“ALLAH’TAN KORKMAZ, KULDAN UTANMAZ” TİPİN GELİŞİM SÜRECİ
Ölçüyü çiğneyeni çiğnemiyorsan,
Bil ki o ölçü seni çiğneyecek.
“ALLAH’TAN KORKMAZ, KULDAN UTANMAZ” TİPİN GELİŞİM SÜRECİ
-Selâm; bu görüntülü haberleşme ortaya çıktığından beri, insanların karşılıklı birbirlerine yılışmasına ve şebek gibi el kol hareketleri yapmasına acayip uyuz oluyorum… Bir dönem Hıncal Uluç ve onun gibiler spor programları sunduklarında, programın sonunda ekrandan millete sırıtarak gayet lâkayt el kol hareketleriyle veda ederlerdi…
-Aleyküm selâm… Hele bir soluklan, bir sakin ol… Belli ki yine taktın bir şeylere… Üstelik daha bizim “Sözcü” gelmeden bir hışımla girdin meselelere ama, belki seni kızdıracak bir şey söyleyeceğim, ben o bahsettiğin Hıncal Uluç’lu günleri dahi özlüyorum, bugünkü mide bulandıran şebek soyuna baktıkça…

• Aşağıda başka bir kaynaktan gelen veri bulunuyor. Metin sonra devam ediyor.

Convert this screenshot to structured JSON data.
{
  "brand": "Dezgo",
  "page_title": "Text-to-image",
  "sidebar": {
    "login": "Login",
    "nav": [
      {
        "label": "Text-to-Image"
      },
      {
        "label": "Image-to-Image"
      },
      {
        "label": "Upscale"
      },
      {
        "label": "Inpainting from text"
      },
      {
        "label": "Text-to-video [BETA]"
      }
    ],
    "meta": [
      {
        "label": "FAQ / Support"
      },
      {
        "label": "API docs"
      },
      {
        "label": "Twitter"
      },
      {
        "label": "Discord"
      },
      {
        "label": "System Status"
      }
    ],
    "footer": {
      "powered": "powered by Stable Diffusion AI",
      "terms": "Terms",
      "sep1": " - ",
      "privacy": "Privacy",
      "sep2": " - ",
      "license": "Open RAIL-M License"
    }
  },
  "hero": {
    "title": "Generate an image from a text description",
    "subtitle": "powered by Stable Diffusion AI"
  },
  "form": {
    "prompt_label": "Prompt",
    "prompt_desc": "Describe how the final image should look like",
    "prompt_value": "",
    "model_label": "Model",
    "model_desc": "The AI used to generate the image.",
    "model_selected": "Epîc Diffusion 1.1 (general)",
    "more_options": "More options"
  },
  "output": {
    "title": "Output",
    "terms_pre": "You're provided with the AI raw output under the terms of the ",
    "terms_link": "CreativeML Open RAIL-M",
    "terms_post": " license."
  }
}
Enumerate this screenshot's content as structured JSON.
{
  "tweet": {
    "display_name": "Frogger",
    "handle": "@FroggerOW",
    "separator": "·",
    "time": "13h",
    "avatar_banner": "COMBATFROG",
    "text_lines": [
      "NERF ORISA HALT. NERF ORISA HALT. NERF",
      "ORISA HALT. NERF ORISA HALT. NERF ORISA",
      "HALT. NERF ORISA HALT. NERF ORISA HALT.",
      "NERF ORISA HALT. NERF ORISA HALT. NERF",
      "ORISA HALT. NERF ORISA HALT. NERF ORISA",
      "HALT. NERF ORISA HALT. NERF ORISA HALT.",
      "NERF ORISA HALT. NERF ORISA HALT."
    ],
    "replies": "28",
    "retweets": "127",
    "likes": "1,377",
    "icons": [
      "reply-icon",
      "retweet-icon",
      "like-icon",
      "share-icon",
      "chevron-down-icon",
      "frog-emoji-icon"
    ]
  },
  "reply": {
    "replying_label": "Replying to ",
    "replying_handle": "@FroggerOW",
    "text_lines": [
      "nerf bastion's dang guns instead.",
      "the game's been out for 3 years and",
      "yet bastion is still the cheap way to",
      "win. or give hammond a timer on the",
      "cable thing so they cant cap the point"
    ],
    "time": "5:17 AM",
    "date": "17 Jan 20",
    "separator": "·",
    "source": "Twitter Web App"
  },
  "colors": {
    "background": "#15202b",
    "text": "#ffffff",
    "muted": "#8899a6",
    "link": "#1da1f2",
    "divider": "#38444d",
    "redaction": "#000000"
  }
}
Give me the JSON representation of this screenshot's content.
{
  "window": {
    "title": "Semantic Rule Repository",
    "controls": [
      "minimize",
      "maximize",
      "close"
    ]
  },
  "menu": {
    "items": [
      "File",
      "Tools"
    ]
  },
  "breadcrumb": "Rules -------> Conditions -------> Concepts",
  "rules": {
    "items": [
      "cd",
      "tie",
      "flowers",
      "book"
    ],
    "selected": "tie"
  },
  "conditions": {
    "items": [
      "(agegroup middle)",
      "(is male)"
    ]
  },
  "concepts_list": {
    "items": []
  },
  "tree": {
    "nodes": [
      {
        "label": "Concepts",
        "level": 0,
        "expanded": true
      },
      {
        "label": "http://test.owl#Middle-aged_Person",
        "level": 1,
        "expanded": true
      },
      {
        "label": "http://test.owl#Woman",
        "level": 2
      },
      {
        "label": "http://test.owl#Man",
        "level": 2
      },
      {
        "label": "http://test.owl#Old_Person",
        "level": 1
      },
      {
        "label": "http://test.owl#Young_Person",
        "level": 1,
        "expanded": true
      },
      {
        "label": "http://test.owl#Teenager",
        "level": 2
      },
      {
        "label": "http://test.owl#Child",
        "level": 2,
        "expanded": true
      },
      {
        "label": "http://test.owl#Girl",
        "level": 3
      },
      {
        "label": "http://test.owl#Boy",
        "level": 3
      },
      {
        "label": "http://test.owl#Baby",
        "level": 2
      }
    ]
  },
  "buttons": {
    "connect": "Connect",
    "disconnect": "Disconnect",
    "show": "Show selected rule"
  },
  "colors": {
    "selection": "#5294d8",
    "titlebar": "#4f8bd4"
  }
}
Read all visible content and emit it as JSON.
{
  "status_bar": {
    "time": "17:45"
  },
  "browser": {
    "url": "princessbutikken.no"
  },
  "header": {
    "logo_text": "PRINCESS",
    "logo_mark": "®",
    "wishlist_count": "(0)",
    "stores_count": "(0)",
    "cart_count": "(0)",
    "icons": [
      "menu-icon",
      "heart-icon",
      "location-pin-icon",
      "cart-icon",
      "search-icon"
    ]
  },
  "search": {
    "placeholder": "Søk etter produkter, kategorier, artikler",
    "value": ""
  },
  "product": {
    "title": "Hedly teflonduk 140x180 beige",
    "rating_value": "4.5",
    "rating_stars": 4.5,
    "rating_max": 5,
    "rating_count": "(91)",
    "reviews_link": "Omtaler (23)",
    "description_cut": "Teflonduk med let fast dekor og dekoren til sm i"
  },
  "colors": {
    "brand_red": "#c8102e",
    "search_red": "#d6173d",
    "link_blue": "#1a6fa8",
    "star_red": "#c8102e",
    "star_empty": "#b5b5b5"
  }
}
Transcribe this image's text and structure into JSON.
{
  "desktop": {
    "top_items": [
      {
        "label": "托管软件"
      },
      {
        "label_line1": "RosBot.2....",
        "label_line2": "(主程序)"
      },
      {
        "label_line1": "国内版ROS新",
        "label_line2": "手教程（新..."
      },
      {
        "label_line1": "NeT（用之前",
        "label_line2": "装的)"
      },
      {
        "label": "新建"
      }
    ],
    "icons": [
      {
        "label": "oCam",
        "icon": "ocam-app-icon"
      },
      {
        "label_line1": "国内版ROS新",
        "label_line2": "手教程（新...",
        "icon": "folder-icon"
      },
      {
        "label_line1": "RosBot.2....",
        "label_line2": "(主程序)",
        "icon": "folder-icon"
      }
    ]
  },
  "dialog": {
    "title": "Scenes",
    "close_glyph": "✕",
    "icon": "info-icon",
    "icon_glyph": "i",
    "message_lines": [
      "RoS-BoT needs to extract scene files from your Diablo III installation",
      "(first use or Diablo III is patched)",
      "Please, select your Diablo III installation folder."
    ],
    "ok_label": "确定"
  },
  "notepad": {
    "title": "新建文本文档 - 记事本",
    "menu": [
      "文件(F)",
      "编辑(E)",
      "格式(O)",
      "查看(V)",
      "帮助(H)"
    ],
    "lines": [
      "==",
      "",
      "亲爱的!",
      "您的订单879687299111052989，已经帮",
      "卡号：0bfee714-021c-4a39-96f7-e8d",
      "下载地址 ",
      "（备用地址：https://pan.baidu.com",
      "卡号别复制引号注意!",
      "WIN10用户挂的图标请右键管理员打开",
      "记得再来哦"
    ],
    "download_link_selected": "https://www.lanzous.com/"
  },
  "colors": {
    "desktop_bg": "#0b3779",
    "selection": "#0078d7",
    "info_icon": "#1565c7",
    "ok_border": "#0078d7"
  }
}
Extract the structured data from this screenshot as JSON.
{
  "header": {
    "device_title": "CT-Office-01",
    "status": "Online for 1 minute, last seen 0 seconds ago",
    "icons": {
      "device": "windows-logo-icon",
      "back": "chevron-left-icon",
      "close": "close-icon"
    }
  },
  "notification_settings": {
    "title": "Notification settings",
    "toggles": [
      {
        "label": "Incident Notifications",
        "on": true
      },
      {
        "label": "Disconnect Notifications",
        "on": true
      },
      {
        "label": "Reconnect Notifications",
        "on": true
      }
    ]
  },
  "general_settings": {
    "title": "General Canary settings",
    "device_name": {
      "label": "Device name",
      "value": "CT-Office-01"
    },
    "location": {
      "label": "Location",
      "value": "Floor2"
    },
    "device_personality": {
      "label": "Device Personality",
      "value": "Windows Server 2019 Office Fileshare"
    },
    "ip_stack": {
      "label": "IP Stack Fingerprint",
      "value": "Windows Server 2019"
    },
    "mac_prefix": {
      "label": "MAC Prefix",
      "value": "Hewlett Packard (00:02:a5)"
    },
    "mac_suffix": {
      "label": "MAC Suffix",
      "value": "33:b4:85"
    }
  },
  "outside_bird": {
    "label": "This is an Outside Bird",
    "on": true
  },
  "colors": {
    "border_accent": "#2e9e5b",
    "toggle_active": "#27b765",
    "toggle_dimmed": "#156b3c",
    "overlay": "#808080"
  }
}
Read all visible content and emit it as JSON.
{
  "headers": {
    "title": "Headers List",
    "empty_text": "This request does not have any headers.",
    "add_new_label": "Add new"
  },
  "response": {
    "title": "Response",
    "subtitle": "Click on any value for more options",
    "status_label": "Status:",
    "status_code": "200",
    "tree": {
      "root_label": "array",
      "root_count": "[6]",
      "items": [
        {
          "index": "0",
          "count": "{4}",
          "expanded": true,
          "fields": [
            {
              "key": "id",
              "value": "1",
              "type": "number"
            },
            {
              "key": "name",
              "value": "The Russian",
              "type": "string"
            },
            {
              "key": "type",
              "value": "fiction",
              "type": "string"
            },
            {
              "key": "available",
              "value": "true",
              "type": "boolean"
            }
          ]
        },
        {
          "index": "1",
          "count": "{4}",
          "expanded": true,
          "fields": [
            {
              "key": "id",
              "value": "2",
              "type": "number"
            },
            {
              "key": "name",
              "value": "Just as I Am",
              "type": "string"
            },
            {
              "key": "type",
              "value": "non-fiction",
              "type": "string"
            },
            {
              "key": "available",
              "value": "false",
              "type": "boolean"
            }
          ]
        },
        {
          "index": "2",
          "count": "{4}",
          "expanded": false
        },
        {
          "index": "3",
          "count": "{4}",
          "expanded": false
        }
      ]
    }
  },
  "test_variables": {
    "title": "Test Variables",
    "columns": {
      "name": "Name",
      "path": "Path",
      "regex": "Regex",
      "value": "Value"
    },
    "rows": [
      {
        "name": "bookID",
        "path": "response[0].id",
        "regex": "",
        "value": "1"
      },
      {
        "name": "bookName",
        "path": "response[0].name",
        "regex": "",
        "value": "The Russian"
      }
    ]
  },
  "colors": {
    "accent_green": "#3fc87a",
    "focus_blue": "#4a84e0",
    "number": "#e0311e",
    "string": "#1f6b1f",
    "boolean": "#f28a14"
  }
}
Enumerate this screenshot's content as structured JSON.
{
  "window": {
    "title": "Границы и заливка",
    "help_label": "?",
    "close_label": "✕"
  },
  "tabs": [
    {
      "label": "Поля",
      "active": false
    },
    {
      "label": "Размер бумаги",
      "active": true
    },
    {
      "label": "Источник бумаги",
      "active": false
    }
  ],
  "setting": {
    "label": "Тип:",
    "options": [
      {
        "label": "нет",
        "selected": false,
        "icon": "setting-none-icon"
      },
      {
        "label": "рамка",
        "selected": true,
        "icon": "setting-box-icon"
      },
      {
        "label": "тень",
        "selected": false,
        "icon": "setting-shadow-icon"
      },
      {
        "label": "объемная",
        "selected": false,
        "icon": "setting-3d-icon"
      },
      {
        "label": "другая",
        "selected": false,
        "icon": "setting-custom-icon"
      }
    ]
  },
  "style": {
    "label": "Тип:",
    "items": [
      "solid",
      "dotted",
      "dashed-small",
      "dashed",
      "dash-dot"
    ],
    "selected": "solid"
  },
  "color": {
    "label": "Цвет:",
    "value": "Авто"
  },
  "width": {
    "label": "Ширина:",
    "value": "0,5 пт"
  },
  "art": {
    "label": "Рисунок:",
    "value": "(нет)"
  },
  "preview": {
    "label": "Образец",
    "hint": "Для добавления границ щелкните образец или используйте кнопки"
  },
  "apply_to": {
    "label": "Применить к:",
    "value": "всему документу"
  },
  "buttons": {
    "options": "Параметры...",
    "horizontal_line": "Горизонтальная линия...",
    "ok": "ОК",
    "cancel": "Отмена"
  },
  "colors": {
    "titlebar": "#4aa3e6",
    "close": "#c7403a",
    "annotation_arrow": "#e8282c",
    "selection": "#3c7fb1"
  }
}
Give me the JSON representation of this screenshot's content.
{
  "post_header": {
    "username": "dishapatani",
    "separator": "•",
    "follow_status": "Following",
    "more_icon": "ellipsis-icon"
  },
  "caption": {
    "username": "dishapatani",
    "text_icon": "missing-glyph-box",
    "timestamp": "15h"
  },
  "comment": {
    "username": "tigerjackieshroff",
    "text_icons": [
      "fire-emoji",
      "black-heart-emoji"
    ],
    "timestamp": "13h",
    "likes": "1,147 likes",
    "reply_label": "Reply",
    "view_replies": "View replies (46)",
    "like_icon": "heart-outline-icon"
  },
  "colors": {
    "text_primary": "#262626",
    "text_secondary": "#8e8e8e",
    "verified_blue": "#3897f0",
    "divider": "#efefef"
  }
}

-Tabi, tabi haklısın; ben de bu girişten dolayı özür dilerim, ama inan ki insanlığın bu denli öğütülmesine şahit olmaya artık dayanamıyorum desem abartı değil. En iyi, “transistörlü” radyo kullanan veya onlardan sonra müziği “volkmen”den dinleyen neslin anlayabileceği bir şey var ki, o da şu;
Gözünü bilgisayarla açmış ve internet başında şu kadar saatini geçiren bir insanın , bilgisayarın karşısında büyümesi ne korkunç bir şey; “sosyal olan” her şeyin içinde İNSANÎ olan ne varsa değirmen taşında buğdayın öğütülmesi gibi öğütülüyor. “Sosyal” derken kastımın “sanal sosyallik” olduğunu anlıyorsun…
Bu kişinin, maalesef, zihninde gerçeğe ait hiçbir imaj mevcut değil…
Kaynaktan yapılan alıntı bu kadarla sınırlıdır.